What to do when you break production

The feeling of breaking production can be one of the worst you can feel in your professional career. There are multiple strategies you can follow (from a hotfix to a rollback) to fix that little bug 🐛 that gave your production environment the hiccups.

What does it feel like to break production?

Everything is going well at work. You go to meetings like every other day and get down to solving the day's tasks without knowing what's coming.

In the local environment everything looks good. QA has given you the review, all tests passed and your pull request is ready to see the light of day.

After a long day of work you feel happy to finish and finally release to production the code you've been working on.

The deployment goes well and you feel great until... you see an error that's breaking the platform. You've broken production for the first time!

Breaking the platform you work on for the first time is possibly one of the most unpleasant feelings you can have. Your stress shoots through the roof, you feel like there's a clock running that will announce your firing and you feel like a failure. Believe me, it's not the end of the world and everything will be okay.

How to fix production when it's already down?

The first thing you need to do is calm down. Understand that you're human and you'll make mistakes throughout your professional career.

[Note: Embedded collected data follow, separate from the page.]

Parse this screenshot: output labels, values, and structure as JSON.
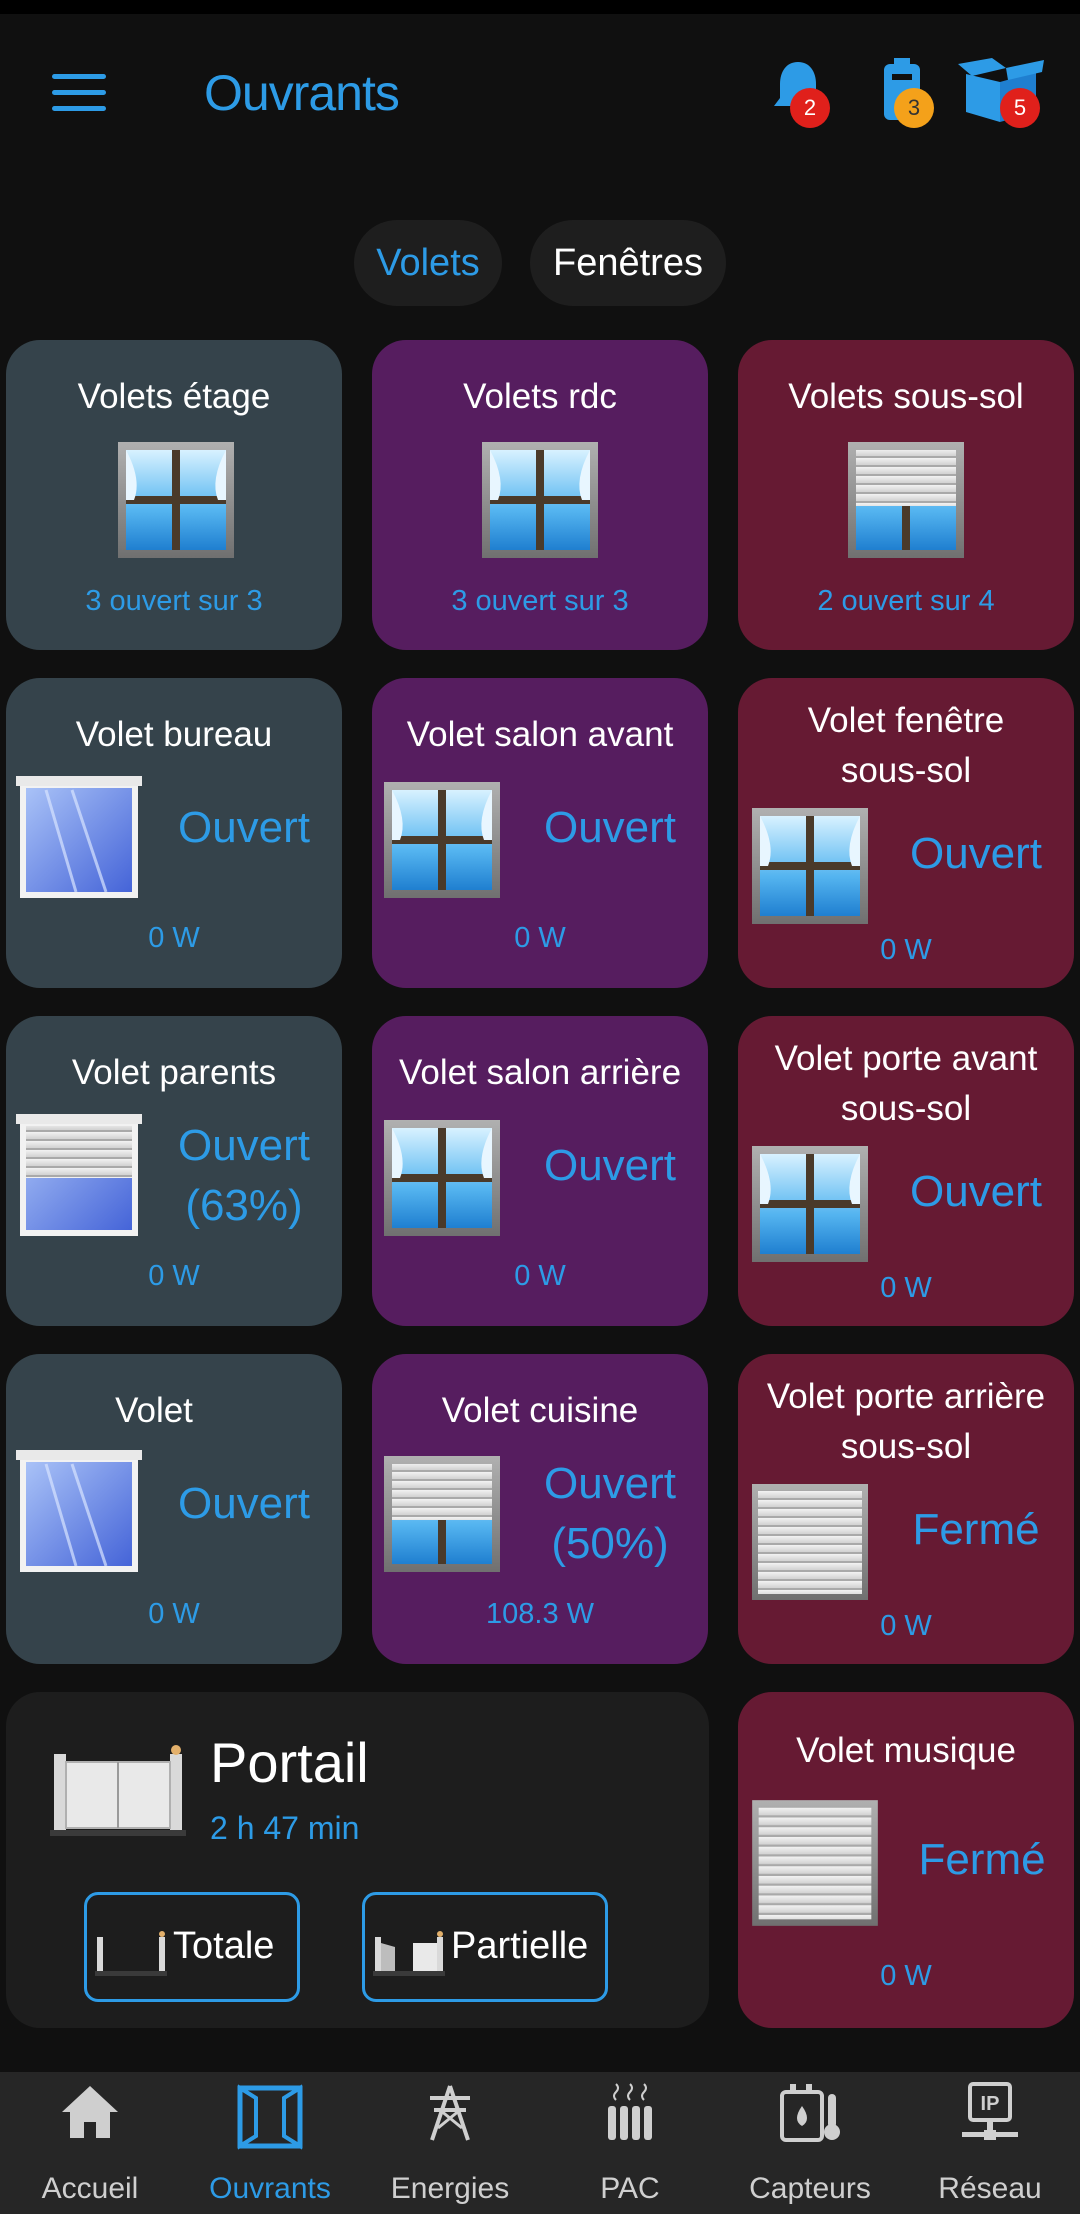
{
  "header": {
    "title": "Ouvrants",
    "badges": {
      "notifications": "2",
      "battery": "3",
      "packages": "5"
    }
  },
  "tabs": [
    "Volets",
    "Fenêtres"
  ],
  "cards": [
    {
      "title": "Volets étage",
      "sub": "3 ouvert sur 3"
    },
    {
      "title": "Volets rdc",
      "sub": "3 ouvert sur 3"
    },
    {
      "title": "Volets sous-sol",
      "sub": "2 ouvert sur 4"
    },
    {
      "title": "Volet bureau",
      "state": "Ouvert",
      "power": "0 W"
    },
    {
      "title": "Volet salon avant",
      "state": "Ouvert",
      "power": "0 W"
    },
    {
      "title": "Volet fenêtre sous-sol",
      "state": "Ouvert",
      "power": "0 W"
    },
    {
      "title": "Volet parents",
      "state": "Ouvert (63%)",
      "power": "0 W"
    },
    {
      "title": "Volet salon arrière",
      "state": "Ouvert",
      "power": "0 W"
    },
    {
      "title": "Volet porte avant sous-sol",
      "state": "Ouvert",
      "power": "0 W"
    },
    {
      "title": "Volet ",
      "state": "Ouvert",
      "power": "0 W"
    },
    {
      "title": "Volet cuisine",
      "state": "Ouvert (50%)",
      "power": "108.3 W"
    },
    {
      "title": "Volet porte arrière sous-sol",
      "state": "Fermé",
      "power": "0 W"
    },
    {
      "title": "Volet musique",
      "state": "Fermé",
      "power": "0 W"
    }
  ],
  "portail": {
    "title": "Portail",
    "elapsed": "2 h 47 min",
    "buttons": [
      "Totale",
      "Partielle"
    ]
  },
  "nav": [
    "Accueil",
    "Ouvrants",
    "Energies",
    "PAC",
    "Capteurs",
    "Réseau"
  ],
  "colors": {
    "accent": "#2d9be6",
    "slate_card": "#35434b",
    "purple_card": "#561d5f",
    "wine_card": "#661a33"
  }
}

Once you're calm it's time to create a strategy to fix what's broken together with your whole team.

1. Identify where the error report is coming from

Reports that an error is in production can come seconds after the deployment finishes or hours later when multiple users find collateral failures in the platform.

You can find the source of the failure through user reports on social media like Twitter or Reddit. Also take a look at the system logs to find the source of the failure.

Failures are also often reported by your company's customer service department, which usually communicates the problem directly to the development team.

Once you're clear on what's happening, it's time to fix it with your team.

2. Communicate to your team that there's a problem

Errors that break production have high priority. So the simplest way to communicate with your team to solve the problem is to create a war room—a call where developers from different teams are discussing what would be the best solution to fix the problem.

3. Define a strategy to fix the problem

Once you're on the call with your team, determine what would be best to fix the problem. Usually there are three options: a hotfix, a revert or a rollback. Here's what each one is for.

Hotfix

As the name says it's a "fix on the fly"—a quick fix that's sent to users immediately.

This is a very good strategy when you've already identified the problem and know how to fix it.

Just fix your code and deploy.

⚠️ Make sure your fix works if you have cache policies or if a change was made to a table model in the database
Revert

The revert consists of undoing the commit or series of commits that went out in the last deployment. This is done with git's revert command.

This solution is good when you're not clear on what's failing in the system or you know the fix will take a lot of time and effort.

Doing a revert will create a new commit that marks the changes as undone. Just deploy that commit and you're done 🚀
Rollback

Doing a rollback is common when we did a database migration wrong or incorrectly modified a model.

This is one of the hardest solutions to execute but necessary for extraordinary cases—like a feature that was worked on by multiple teams and went wrong. The term rollback is usually used for databases but nowadays it can cover many more types of systems.

The rollback consists of undoing the changes made to the system not only at the code level—it also means going back to previous versions of other parts of the system or infrastructure, like the database or third-party systems used by multiple teams.

Doing a rollback is common when we did a database migration wrong or incorrectly modified a model.

It's a solution that requires a lot of orchestration to return the system completely to its previous state—this is where the war room really shines.

4. Verify that the system is up and fully functional

Whatever system was affected, once your fix is available run something called smoke tests. These tests consist of verifying the main functionalities of the system and making sure the error is no longer present.

5. Keep an eye on the console logs

System logs are those little messages the console shows when an action happens or something runs—like a request or an error. There are services dedicated to managing and monitoring this, like Sentry or Datadog.

When your fix is in production, keep an eye 👁 on these systems to make sure no new problems have come up.

What to do to avoid breaking production in the future?

Well, once you've solved the problem with your team I strongly recommend writing a document called a post mortem ☠️.

This document is written like a log where the incident in question is described and in detail, minute by minute, what happened is explained. From the initial report of the problem to the moment when the system was completely stable and working one hundred percent. 💯

Important information this document can include:

Time of the incident
Number of users affected
Systems or functionalities compromised
Time the system stayed "down"
Team members involved

Finally, understand that these things happen and it may not be the last time it happens to you. It's part of your formation as a professional and I'm sure you'll learn a lot from these errors.

Try to have enough psychological safety with your team to speak openly about these failures and grow together. ✨